L.

L. avait une tête dure, une grande tresse foncée. À l’heure de la récré, elle montait sur le poteau des balançoires, se juchait à califourchon sur la barre horizontale et se faisait descendre le sang dans la tête. Jusqu’à ce que les sous noirs glissent de ses poches. Elle se laissait choir au sol en roulant dans les airs, mieux qu’une chatte, sa longue tresse articulée comme un gouvernail. Elle riait du sable dans sa bouche, des écorchures sur ses mains. Je la voulais à tout prix dans mon équipe.

L. portait un nom qui se criait bien. Sa mère en abusait, debout sur la galerie, s’évertuant à récupérer sa petite féline avant que le croquemitaine ne la jette dans son sac. L. ne se laissait pas faire. Je l’avais vu griffer et mordre dans ses accès de colère. Elle faisait tournoyer sa tresse au-dessus des têtes comme un lasso et personne ne pouvait l’approcher. J’ai longuement réfléchi avant de conclure que pour l’amadouer, il me faudrait une paire de ciseaux.

Pendant toute une saison, il lui a manqué une dent au milieu du sourire.

À l’automne, j’avais découpé une citrouille qui lui ressemblait. Mais sa dent à elle, avait repoussé. Et d’autres petites choses aussi.

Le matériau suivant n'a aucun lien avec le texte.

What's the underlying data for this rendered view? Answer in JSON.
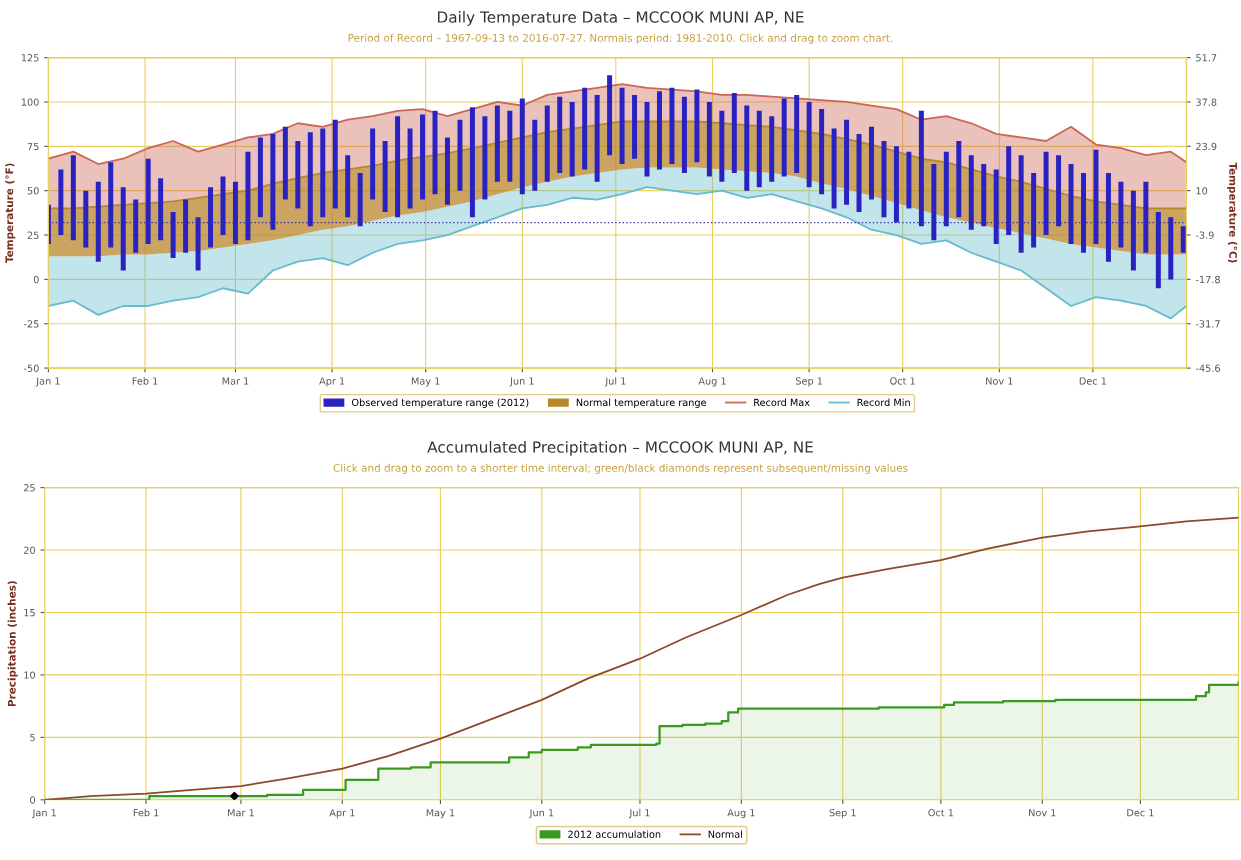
{
  "chart_data": [
    {
      "type": "bar",
      "title": "Daily Temperature Data – MCCOOK MUNI AP, NE",
      "subtitle": "Period of Record – 1967-09-13 to 2016-07-27. Normals period: 1981-2010. Click and drag to zoom chart.",
      "ylabel": "Temperature (°F)",
      "y2label": "Temperature (°C)",
      "x": [
        "2012-01-01",
        "2012-01-05",
        "2012-01-09",
        "2012-01-13",
        "2012-01-17",
        "2012-01-21",
        "2012-01-25",
        "2012-01-29",
        "2012-02-02",
        "2012-02-06",
        "2012-02-10",
        "2012-02-14",
        "2012-02-18",
        "2012-02-22",
        "2012-02-26",
        "2012-03-01",
        "2012-03-05",
        "2012-03-09",
        "2012-03-13",
        "2012-03-17",
        "2012-03-21",
        "2012-03-25",
        "2012-03-29",
        "2012-04-02",
        "2012-04-06",
        "2012-04-10",
        "2012-04-14",
        "2012-04-18",
        "2012-04-22",
        "2012-04-26",
        "2012-04-30",
        "2012-05-04",
        "2012-05-08",
        "2012-05-12",
        "2012-05-16",
        "2012-05-20",
        "2012-05-24",
        "2012-05-28",
        "2012-06-01",
        "2012-06-05",
        "2012-06-09",
        "2012-06-13",
        "2012-06-17",
        "2012-06-21",
        "2012-06-25",
        "2012-06-29",
        "2012-07-03",
        "2012-07-07",
        "2012-07-11",
        "2012-07-15",
        "2012-07-19",
        "2012-07-23",
        "2012-07-27",
        "2012-07-31",
        "2012-08-04",
        "2012-08-08",
        "2012-08-12",
        "2012-08-16",
        "2012-08-20",
        "2012-08-24",
        "2012-08-28",
        "2012-09-01",
        "2012-09-05",
        "2012-09-09",
        "2012-09-13",
        "2012-09-17",
        "2012-09-21",
        "2012-09-25",
        "2012-09-29",
        "2012-10-03",
        "2012-10-07",
        "2012-10-11",
        "2012-10-15",
        "2012-10-19",
        "2012-10-23",
        "2012-10-27",
        "2012-10-31",
        "2012-11-04",
        "2012-11-08",
        "2012-11-12",
        "2012-11-16",
        "2012-11-20",
        "2012-11-24",
        "2012-11-28",
        "2012-12-02",
        "2012-12-06",
        "2012-12-10",
        "2012-12-14",
        "2012-12-18",
        "2012-12-22",
        "2012-12-26",
        "2012-12-30"
      ],
      "series": [
        {
          "name": "Observed temperature range (2012)",
          "color": "#2a22c0",
          "base": [
            20,
            25,
            22,
            18,
            10,
            18,
            5,
            15,
            20,
            22,
            12,
            15,
            5,
            18,
            25,
            20,
            22,
            35,
            28,
            45,
            40,
            30,
            35,
            40,
            35,
            30,
            45,
            38,
            35,
            40,
            45,
            48,
            42,
            50,
            35,
            45,
            55,
            55,
            48,
            50,
            55,
            60,
            58,
            62,
            55,
            70,
            65,
            68,
            58,
            62,
            65,
            60,
            66,
            58,
            55,
            60,
            50,
            52,
            55,
            58,
            60,
            52,
            48,
            40,
            42,
            38,
            45,
            35,
            32,
            40,
            30,
            22,
            30,
            35,
            28,
            30,
            20,
            25,
            15,
            18,
            25,
            30,
            20,
            15,
            20,
            10,
            18,
            5,
            15,
            -5,
            0,
            15
          ],
          "values": [
            22,
            37,
            48,
            32,
            45,
            48,
            47,
            30,
            48,
            35,
            26,
            30,
            30,
            34,
            33,
            35,
            50,
            45,
            54,
            41,
            38,
            53,
            50,
            50,
            35,
            30,
            40,
            40,
            57,
            45,
            48,
            47,
            38,
            40,
            62,
            47,
            43,
            40,
            54,
            40,
            43,
            43,
            42,
            46,
            49,
            45,
            43,
            36,
            42,
            44,
            43,
            43,
            41,
            42,
            40,
            45,
            48,
            43,
            37,
            44,
            44,
            48,
            48,
            45,
            48,
            44,
            41,
            43,
            43,
            32,
            65,
            43,
            42,
            43,
            42,
            35,
            42,
            50,
            55,
            42,
            47,
            40,
            45,
            45,
            53,
            50,
            37,
            45,
            40,
            43,
            35,
            15
          ]
        },
        {
          "name": "Normal temperature range",
          "type": "area",
          "color": "#b8862b",
          "x": [
            "2012-01-01",
            "2012-01-09",
            "2012-01-17",
            "2012-01-25",
            "2012-02-02",
            "2012-02-10",
            "2012-02-18",
            "2012-02-26",
            "2012-03-05",
            "2012-03-13",
            "2012-03-21",
            "2012-03-29",
            "2012-04-06",
            "2012-04-14",
            "2012-04-22",
            "2012-04-30",
            "2012-05-08",
            "2012-05-16",
            "2012-05-24",
            "2012-06-01",
            "2012-06-09",
            "2012-06-17",
            "2012-06-25",
            "2012-07-03",
            "2012-07-11",
            "2012-07-19",
            "2012-07-27",
            "2012-08-04",
            "2012-08-12",
            "2012-08-20",
            "2012-08-28",
            "2012-09-05",
            "2012-09-13",
            "2012-09-21",
            "2012-09-29",
            "2012-10-07",
            "2012-10-15",
            "2012-10-23",
            "2012-10-31",
            "2012-11-08",
            "2012-11-16",
            "2012-11-24",
            "2012-12-02",
            "2012-12-10",
            "2012-12-18",
            "2012-12-26",
            "2012-12-31"
          ],
          "values": [
            40,
            40,
            41,
            42,
            43,
            44,
            46,
            48,
            50,
            54,
            57,
            60,
            62,
            64,
            67,
            69,
            71,
            74,
            77,
            80,
            83,
            85,
            87,
            89,
            89,
            89,
            89,
            88,
            87,
            86,
            84,
            82,
            79,
            76,
            72,
            68,
            66,
            62,
            58,
            55,
            51,
            47,
            44,
            42,
            40,
            40,
            40
          ]
        },
        {
          "name": "Record Max",
          "type": "line",
          "color": "#cc6655",
          "lower": [
            40,
            40,
            41,
            42,
            43,
            44,
            46,
            48,
            50,
            54,
            57,
            60,
            62,
            64,
            67,
            69,
            71,
            74,
            77,
            80,
            83,
            85,
            87,
            89,
            89,
            89,
            89,
            88,
            87,
            86,
            84,
            82,
            79,
            76,
            72,
            68,
            66,
            62,
            58,
            55,
            51,
            47,
            44,
            42,
            40,
            40,
            40
          ],
          "upper": [
            68,
            72,
            65,
            68,
            74,
            78,
            72,
            76,
            80,
            82,
            88,
            86,
            90,
            92,
            95,
            96,
            92,
            96,
            100,
            98,
            104,
            106,
            108,
            110,
            108,
            107,
            106,
            104,
            104,
            103,
            102,
            101,
            100,
            98,
            96,
            90,
            92,
            88,
            82,
            80,
            78,
            86,
            76,
            74,
            70,
            72,
            66
          ],
          "x": [
            "2012-01-01",
            "2012-01-09",
            "2012-01-17",
            "2012-01-25",
            "2012-02-02",
            "2012-02-10",
            "2012-02-18",
            "2012-02-26",
            "2012-03-05",
            "2012-03-13",
            "2012-03-21",
            "2012-03-29",
            "2012-04-06",
            "2012-04-14",
            "2012-04-22",
            "2012-04-30",
            "2012-05-08",
            "2012-05-16",
            "2012-05-24",
            "2012-06-01",
            "2012-06-09",
            "2012-06-17",
            "2012-06-25",
            "2012-07-03",
            "2012-07-11",
            "2012-07-19",
            "2012-07-27",
            "2012-08-04",
            "2012-08-12",
            "2012-08-20",
            "2012-08-28",
            "2012-09-05",
            "2012-09-13",
            "2012-09-21",
            "2012-09-29",
            "2012-10-07",
            "2012-10-15",
            "2012-10-23",
            "2012-10-31",
            "2012-11-08",
            "2012-11-16",
            "2012-11-24",
            "2012-12-02",
            "2012-12-10",
            "2012-12-18",
            "2012-12-26",
            "2012-12-31"
          ],
          "values": [
            68,
            72,
            65,
            68,
            74,
            78,
            72,
            76,
            80,
            82,
            88,
            86,
            90,
            92,
            95,
            96,
            92,
            96,
            100,
            98,
            104,
            106,
            108,
            110,
            108,
            107,
            106,
            104,
            104,
            103,
            102,
            101,
            100,
            98,
            96,
            90,
            92,
            88,
            82,
            80,
            78,
            86,
            76,
            74,
            70,
            72,
            66
          ]
        },
        {
          "name": "Record Min",
          "type": "line",
          "color": "#66bbcc",
          "upper": [
            13,
            13,
            13,
            14,
            14,
            15,
            16,
            18,
            20,
            22,
            25,
            28,
            30,
            33,
            36,
            38,
            41,
            44,
            48,
            52,
            55,
            58,
            60,
            62,
            63,
            63,
            63,
            62,
            61,
            60,
            58,
            54,
            51,
            47,
            43,
            39,
            35,
            32,
            29,
            26,
            23,
            20,
            18,
            16,
            14,
            14,
            14
          ],
          "lower": [
            -15,
            -12,
            -20,
            -15,
            -15,
            -12,
            -10,
            -5,
            -8,
            5,
            10,
            12,
            8,
            15,
            20,
            22,
            25,
            30,
            35,
            40,
            42,
            46,
            45,
            48,
            52,
            50,
            48,
            50,
            46,
            48,
            44,
            40,
            35,
            28,
            25,
            20,
            22,
            15,
            10,
            5,
            -5,
            -15,
            -10,
            -12,
            -15,
            -22,
            -15
          ],
          "x": [
            "2012-01-01",
            "2012-01-09",
            "2012-01-17",
            "2012-01-25",
            "2012-02-02",
            "2012-02-10",
            "2012-02-18",
            "2012-02-26",
            "2012-03-05",
            "2012-03-13",
            "2012-03-21",
            "2012-03-29",
            "2012-04-06",
            "2012-04-14",
            "2012-04-22",
            "2012-04-30",
            "2012-05-08",
            "2012-05-16",
            "2012-05-24",
            "2012-06-01",
            "2012-06-09",
            "2012-06-17",
            "2012-06-25",
            "2012-07-03",
            "2012-07-11",
            "2012-07-19",
            "2012-07-27",
            "2012-08-04",
            "2012-08-12",
            "2012-08-20",
            "2012-08-28",
            "2012-09-05",
            "2012-09-13",
            "2012-09-21",
            "2012-09-29",
            "2012-10-07",
            "2012-10-15",
            "2012-10-23",
            "2012-10-31",
            "2012-11-08",
            "2012-11-16",
            "2012-11-24",
            "2012-12-02",
            "2012-12-10",
            "2012-12-18",
            "2012-12-26",
            "2012-12-31"
          ],
          "values": [
            -15,
            -12,
            -20,
            -15,
            -15,
            -12,
            -10,
            -5,
            -8,
            5,
            10,
            12,
            8,
            15,
            20,
            22,
            25,
            30,
            35,
            40,
            42,
            46,
            45,
            48,
            52,
            50,
            48,
            50,
            46,
            48,
            44,
            40,
            35,
            28,
            25,
            20,
            22,
            15,
            10,
            5,
            -5,
            -15,
            -10,
            -12,
            -15,
            -22,
            -15
          ]
        }
      ],
      "xlim": [
        "2012-01-01",
        "2012-12-31"
      ],
      "xticks": [
        {
          "value": "2012-01-01",
          "label": "Jan 1"
        },
        {
          "value": "2012-02-01",
          "label": "Feb 1"
        },
        {
          "value": "2012-03-01",
          "label": "Mar 1"
        },
        {
          "value": "2012-04-01",
          "label": "Apr 1"
        },
        {
          "value": "2012-05-01",
          "label": "May 1"
        },
        {
          "value": "2012-06-01",
          "label": "Jun 1"
        },
        {
          "value": "2012-07-01",
          "label": "Jul 1"
        },
        {
          "value": "2012-08-01",
          "label": "Aug 1"
        },
        {
          "value": "2012-09-01",
          "label": "Sep 1"
        },
        {
          "value": "2012-10-01",
          "label": "Oct 1"
        },
        {
          "value": "2012-11-01",
          "label": "Nov 1"
        },
        {
          "value": "2012-12-01",
          "label": "Dec 1"
        }
      ],
      "ylim": [
        -50,
        125
      ],
      "yticks": [
        -50,
        -25,
        0,
        25,
        50,
        75,
        100,
        125
      ],
      "y2lim": [
        -45.6,
        51.7
      ],
      "y2ticks": [
        -45.6,
        -31.7,
        -17.8,
        -3.9,
        10,
        23.9,
        37.8,
        51.7
      ],
      "ref_lines": [
        {
          "axis": "y",
          "value": 32,
          "color": "#3030a0",
          "line_style": "dotted"
        }
      ],
      "grid": true,
      "legend": "bottom"
    },
    {
      "type": "step",
      "title": "Accumulated Precipitation – MCCOOK MUNI AP, NE",
      "subtitle": "Click and drag to zoom to a shorter time interval; green/black diamonds represent subsequent/missing values",
      "ylabel": "Precipitation (inches)",
      "series": [
        {
          "name": "2012 accumulation",
          "color": "#3a9a20",
          "x": [
            "2012-01-01",
            "2012-02-02",
            "2012-03-09",
            "2012-03-20",
            "2012-04-02",
            "2012-04-12",
            "2012-04-22",
            "2012-04-28",
            "2012-05-22",
            "2012-05-28",
            "2012-06-01",
            "2012-06-12",
            "2012-06-16",
            "2012-07-06",
            "2012-07-07",
            "2012-07-14",
            "2012-07-21",
            "2012-07-26",
            "2012-07-28",
            "2012-07-31",
            "2012-09-12",
            "2012-10-02",
            "2012-10-05",
            "2012-10-20",
            "2012-11-05",
            "2012-12-18",
            "2012-12-21",
            "2012-12-22",
            "2012-12-31"
          ],
          "values": [
            0,
            0.3,
            0.4,
            0.8,
            1.6,
            2.5,
            2.6,
            3.0,
            3.4,
            3.8,
            4.0,
            4.2,
            4.4,
            4.5,
            5.9,
            6.0,
            6.1,
            6.3,
            7.0,
            7.3,
            7.4,
            7.6,
            7.8,
            7.9,
            8.0,
            8.3,
            8.6,
            9.2,
            9.4
          ]
        },
        {
          "name": "Normal",
          "type": "line",
          "color": "#8b4a2b",
          "x": [
            "2012-01-01",
            "2012-01-15",
            "2012-02-01",
            "2012-02-15",
            "2012-03-01",
            "2012-03-15",
            "2012-04-01",
            "2012-04-15",
            "2012-05-01",
            "2012-05-15",
            "2012-06-01",
            "2012-06-15",
            "2012-07-01",
            "2012-07-15",
            "2012-08-01",
            "2012-08-15",
            "2012-08-25",
            "2012-09-01",
            "2012-09-15",
            "2012-10-01",
            "2012-10-15",
            "2012-11-01",
            "2012-11-15",
            "2012-12-01",
            "2012-12-15",
            "2012-12-31"
          ],
          "values": [
            0,
            0.3,
            0.5,
            0.8,
            1.1,
            1.7,
            2.5,
            3.5,
            4.9,
            6.3,
            8.0,
            9.7,
            11.3,
            13.0,
            14.8,
            16.4,
            17.3,
            17.8,
            18.5,
            19.2,
            20.1,
            21.0,
            21.5,
            21.9,
            22.3,
            22.6
          ]
        },
        {
          "type": "scatter",
          "color": "#000000",
          "marker": "diamond",
          "x": [
            "2012-02-28"
          ],
          "values": [
            0.3
          ]
        }
      ],
      "xlim": [
        "2012-01-01",
        "2012-12-31"
      ],
      "xticks": [
        {
          "value": "2012-01-01",
          "label": "Jan 1"
        },
        {
          "value": "2012-02-01",
          "label": "Feb 1"
        },
        {
          "value": "2012-03-01",
          "label": "Mar 1"
        },
        {
          "value": "2012-04-01",
          "label": "Apr 1"
        },
        {
          "value": "2012-05-01",
          "label": "May 1"
        },
        {
          "value": "2012-06-01",
          "label": "Jun 1"
        },
        {
          "value": "2012-07-01",
          "label": "Jul 1"
        },
        {
          "value": "2012-08-01",
          "label": "Aug 1"
        },
        {
          "value": "2012-09-01",
          "label": "Sep 1"
        },
        {
          "value": "2012-10-01",
          "label": "Oct 1"
        },
        {
          "value": "2012-11-01",
          "label": "Nov 1"
        },
        {
          "value": "2012-12-01",
          "label": "Dec 1"
        }
      ],
      "ylim": [
        0,
        25
      ],
      "yticks": [
        0,
        5,
        10,
        15,
        20,
        25
      ],
      "grid": true,
      "legend": "bottom"
    }
  ]
}
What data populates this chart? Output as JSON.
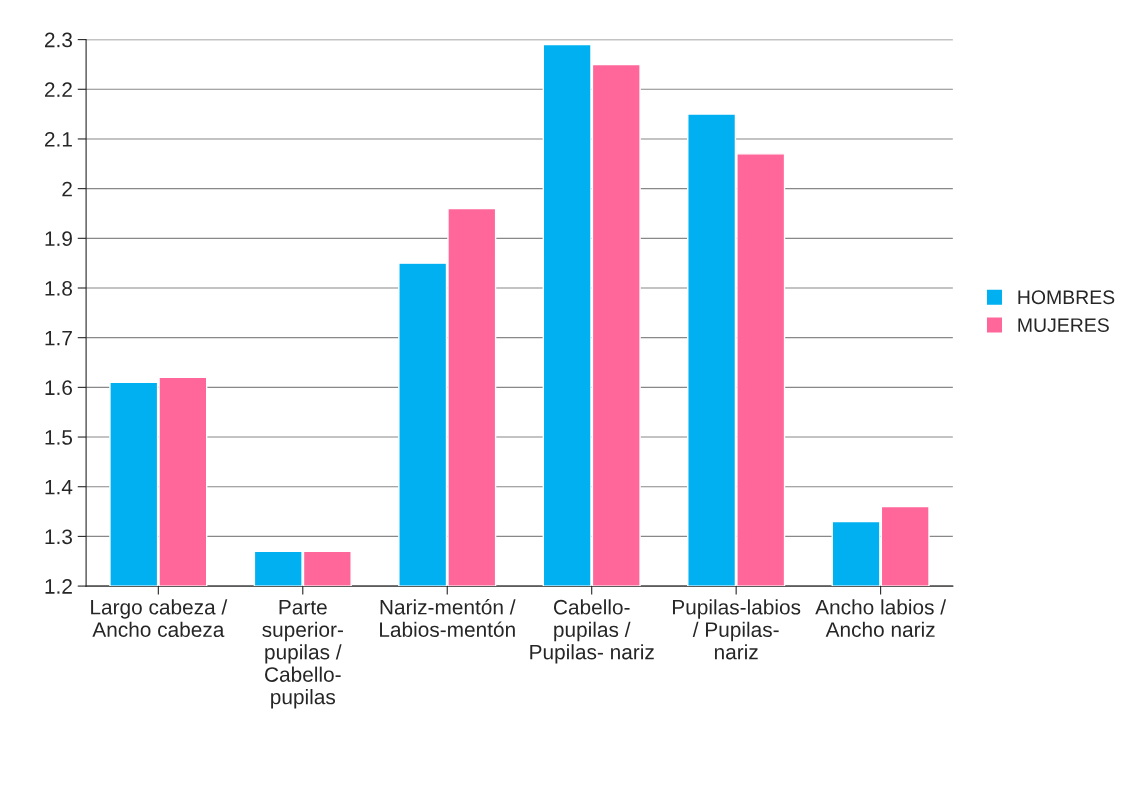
{
  "chart_data": {
    "type": "bar",
    "categories": [
      "Largo cabeza / Ancho cabeza",
      "Parte superior-pupilas / Cabello-pupilas",
      "Nariz-mentón / Labios-mentón",
      "Cabello-pupilas / Pupilas- nariz",
      "Pupilas-labios / Pupilas- nariz",
      "Ancho labios / Ancho nariz"
    ],
    "series": [
      {
        "name": "HOMBRES",
        "color": "#00b0f0",
        "values": [
          1.61,
          1.27,
          1.85,
          2.29,
          2.15,
          1.33
        ]
      },
      {
        "name": "MUJERES",
        "color": "#ff6699",
        "values": [
          1.62,
          1.27,
          1.96,
          2.25,
          2.07,
          1.36
        ]
      }
    ],
    "ylim": [
      1.2,
      2.3
    ],
    "yticks": [
      1.2,
      1.3,
      1.4,
      1.5,
      1.6,
      1.7,
      1.8,
      1.9,
      2,
      2.1,
      2.2,
      2.3
    ],
    "grid": "y",
    "legend": "right"
  }
}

L. parlait plusieurs langues, en plus du français. Le chinois, le chien et le pissenlit, qu’elle appelait aussi « dent de lion ». Pour le chinois, c’est ma mère qui disait : « Je ne comprends rien à ce qu’elle raconte, cette enfant».

L. la sauvage. L. et ses lèvres pleines de tous les mystères.

Elle enfonçait le pissenlit en entier dans sa bouche puis se mettait à baragouiner d’une langue jaune et exotique. J’avais déjà essayé mais je ne réussissais qu’à cracher et c’était toujours du français.

L. la troublante.

(…)

J’ai revu L. des années plus tard. Sa tresse disparue, des souliers à talons hauts, du rouge à lèvres noir, des marques sur les bras.

Elle continue de tirer la langue aux inconnus. D’une certaine façon.

Je ne suis pas dupe.

L. m’a reconnu. Elle a balancé les hanches en haussant les épaules : «  Ne le dis à personne ou je te tue ».

Je ne l’ai dit à personne. Et cela me tue.